Friday, May 01, 2009

A story, to be continued

Once upon a time, when I was about ten years old, my childhood best friend got me involved in an acting class. I went through this class twice, and then enjoyed it so much that my mom enrolled my brothers as well for a third time around. Our teacher's name was Jeannine, and once during this time she appeared in an episode of Growing Pains as a flirtatious young aerobics instructor who slapped Jason Seaver on the rear and got him in trouble with his wife. That may have been my first almost-legitimate brush with fame.

Our class met in an architecturally authentic Japanese teahouse at Brand Park in Glendale. We had to take our shoes off when we went inside, and weren't allowed on the raised tea ceremony floor that looked like it should have been a stage. There was a wraparound veranda outdoors, where we would eat our snacks halfway through class, and the teahouse was surrounded by a garden, complete with a little Japanese bridge over a koi pond. It was a strange place to hold an acting class, but very picturesque.

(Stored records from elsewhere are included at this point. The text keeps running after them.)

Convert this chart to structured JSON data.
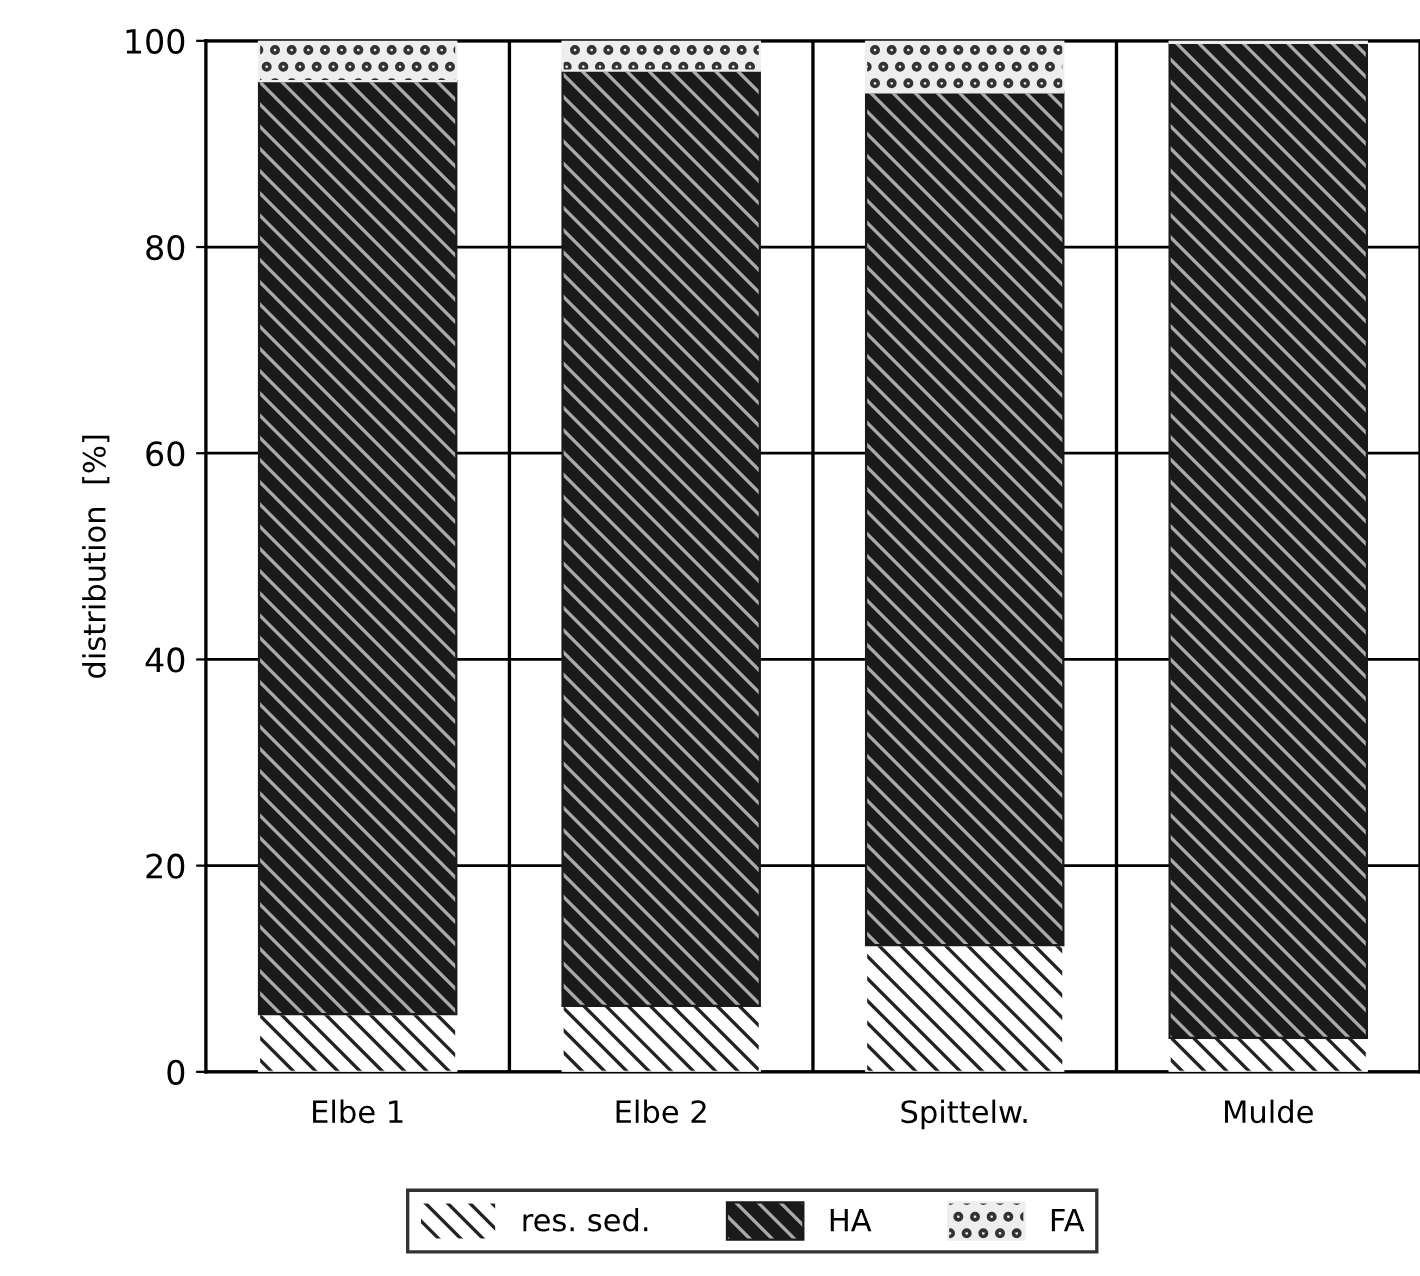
{
  "chart_data": {
    "type": "bar",
    "stacked": true,
    "ylabel": "distribution  [%]",
    "categories": [
      "Elbe 1",
      "Elbe 2",
      "Spittelw.",
      "Mulde"
    ],
    "series": [
      {
        "name": "res. sed.",
        "color": "#ffffff",
        "values": [
          5.6,
          6.4,
          12.3,
          3.3
        ]
      },
      {
        "name": "HA",
        "color": "#1a1a1a",
        "values": [
          90.5,
          90.7,
          82.7,
          96.5
        ]
      },
      {
        "name": "FA",
        "color": "#eeeeee",
        "values": [
          3.9,
          2.9,
          5.0,
          0.2
        ]
      }
    ],
    "ylim": [
      0,
      100
    ],
    "yticks": [
      0,
      20,
      40,
      60,
      80,
      100
    ],
    "grid": true,
    "legend": "bottom"
  }
}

Each of the three however-many-week sessions ended with a low-budget play performed in front of our families. I remember that our class co-wrote one of these plays ourselves. It was about a group of people stranded on a desert island, and we all thought it was outrageously funny. I'm not sure if the adults agreed, but they laughed if only because they thought it was cute. In another play (which we did not write) I had one of the starring roles, as the Barbarian Queen trying to marry off her sons. I had to shout "Huzza! Huzza!" every time I stormed onto the stage, and to this day any time I hear the word "alas" it sets off in my mind the beginning of one of the play's monologues: "Alas-a-day, alack-a-day! Woe is me! Twiddle twaddle! Fiddle faddle!" I can't help it. It's stuck in me.

One day our teacher Jeannine brought a "friend" with her to class, who was actually not her friend but a talent scout looking for child actors to star in an upcoming movie about a grownup Peter Pan. Thanks to my best friend's mother, who wasn't actually supposed to have told us, I was privvy to this information beforehand, and I tried to exhibit my very best acting skills that day. When I saw Hook a year and a half later, I felt a twinge of disappointment that Peter Banning's daughter was several years younger than I was. It wasn't just that I hadn't gotten the part. I hadn't actually had a chance.

That was the beginning and end of any hope of a career in acting. It's sort of sad how sometimes life feels like a series of doors closing. It's not that I had ever really dreamed of a brilliant career in acting, on the stage or on the set. But at least at ten years old it felt like a vague possibility. Just like at one time in my life, even though countless prior experiences told me otherwise, I truly believed that the next time I stepped into the coat closet, I just might discover Narnia. We grow up and reality closes in on us. Our lives pass through possibility and then solidify. It can feel discouraging.

But lately I've been thinking about how, if life really is a whole lot of closed doors (and the older I get, the more it feels that way), then I'd much rather imagine myself standing in front of that line of doors and wondering which one I might decide to try opening again.




Next up: Amy opens a door...

2 comments:

Kelsey said...

I think I know where this is going. The closest I ever was to fame was when I rode in an elevator with David Spade.

Abominable's Main Squeeze said...

Dad and I rode our bikes past Brand Park today and thought of you when we saw the Japanese teahouse.

Okay, ready for "the rest of the story."